Nutrition Facts : Calories 344 calories, Carbohydrate 28.6 g, Cholesterol 103.4 mg, Fat 15.6 g, Fiber 2.1 g, Protein 21.6 g, SaturatedFat 4.8 g, Sodium 1145.8 mg, Sugar 4.8 g

SALMON CAKES WITH LEMON HERB SAUCE



Salmon Cakes With Lemon Herb Sauce image

These salmon cakes are super easy to make and quite savory. I just looked on the back of the Chicken of the Sea Pink Salmon package and saw the recipe. I had all the other ingredients around the house...a real plus. I replaced the horseradish with spicy brown mustard because that's what I had. The cakes are extremely flavorful alone--the sauce just adds to it. Enjoy.
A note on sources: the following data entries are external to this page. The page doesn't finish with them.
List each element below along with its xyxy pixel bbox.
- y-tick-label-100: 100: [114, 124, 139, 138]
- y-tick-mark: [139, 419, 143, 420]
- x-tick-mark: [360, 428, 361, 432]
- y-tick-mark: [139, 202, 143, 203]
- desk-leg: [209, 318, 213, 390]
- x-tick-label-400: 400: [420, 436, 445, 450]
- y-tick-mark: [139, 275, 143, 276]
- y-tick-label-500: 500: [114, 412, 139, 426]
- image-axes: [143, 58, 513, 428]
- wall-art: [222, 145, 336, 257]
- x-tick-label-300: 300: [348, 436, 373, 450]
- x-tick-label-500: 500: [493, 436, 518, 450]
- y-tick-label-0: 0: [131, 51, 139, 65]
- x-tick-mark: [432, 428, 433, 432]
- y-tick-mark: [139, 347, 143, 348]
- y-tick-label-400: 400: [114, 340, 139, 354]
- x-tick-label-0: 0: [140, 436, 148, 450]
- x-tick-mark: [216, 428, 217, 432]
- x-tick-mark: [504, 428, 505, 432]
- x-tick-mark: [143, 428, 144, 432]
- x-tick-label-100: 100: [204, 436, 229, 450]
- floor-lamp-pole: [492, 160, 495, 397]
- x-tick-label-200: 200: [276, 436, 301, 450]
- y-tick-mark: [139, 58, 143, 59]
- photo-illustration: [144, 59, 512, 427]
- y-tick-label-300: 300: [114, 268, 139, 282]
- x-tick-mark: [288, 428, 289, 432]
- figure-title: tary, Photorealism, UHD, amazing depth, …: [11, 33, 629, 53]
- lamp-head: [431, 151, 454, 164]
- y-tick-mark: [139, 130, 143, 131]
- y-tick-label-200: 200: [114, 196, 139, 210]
Provided by yetunde_zannou

Categories     < 60 Mins

Time 45m

Yield 4 serving(s)

Number Of Ingredients 16

1/4 cup chopped bell pepper
1/4 cup chopped green onions or 1/4 cup vidalia onion
1/4 cup mayonnaise or 1/4 cup Miracle Whip
1 tablespoon lemon juice
1/8 teaspoon seasoning salt
1/8 teaspoon garlic powder
cayenne pepper
1 (7 1/8 ounce) envelope chicken of the sea brand boneless skinless pink salmon
1 egg, beaten
1 cup dry Italian breadcrumbs, divided
3 tablespoons butter (optional)
3/4 cup mayonnaise or 3/4 cup Miracle Whip
1 tablespoon lemon juice
1 tablespoon prepared horseradish
1 teaspoon dried thyme
salt and pepper, to taste

Steps:

  • In a bowl, combine bell pepper, onions, mayonnaise, lemon juice, seasoned salt and cayenne pepper.
  • Stir in Chicken of the Sea Salmon, egg and 1/4 cup of the breadcrumbs; mix until well blended.
  • Divide and form mixture into 8 balls.
  • Roll salmon balls in remaining breadcrumbs; flatten into cakes about 1/2-inch thick.
  • In buttered skillet, over medium heat, fry cakes until golden brown.
  • Serve immediately with Lemon-Herb Sauce.
  • LEMON-HERB SAUCE. In a bowl, combine: 3/4 cup mayonnaise, 1 Tbsp lemon juice, 1 Tbsp prepared horseradish, 1 tsp dried thyme, salt and pepper, to taste. Blend well. Chill until ready to serve. Makes about 1 cup.

Tips:

  • To ensure even cooking, make sure the salmon cakes are uniform in size and thickness.
  • Do not overcrowd the pan when cooking the salmon cakes. This will prevent them from cooking evenly and becoming crispy.
  • Use a non-stick pan or lightly grease the pan with cooking spray to prevent the salmon cakes from sticking.
  • Cook the salmon cakes over medium heat. This will help them cook through without burning.
  • Flip the salmon cakes halfway through cooking to ensure they are cooked evenly on both sides.
  • Serve the salmon cakes immediately with the lemon sauce. The lemon sauce will add a bright and tangy flavor to the salmon cakes.

Conclusion:

These potato salmon cakes with lemon sauce are a delicious and easy-to-make meal. They are perfect for a quick lunch or dinner and can be served with a variety of sides. The lemon sauce adds a bright and tangy flavor to the salmon cakes, and the crispy outer layer of the cakes is perfectly complemented by the creamy and flavorful filling. Whether you are a seasoned cook or a beginner, you will love this recipe for potato salmon cakes with lemon sauce.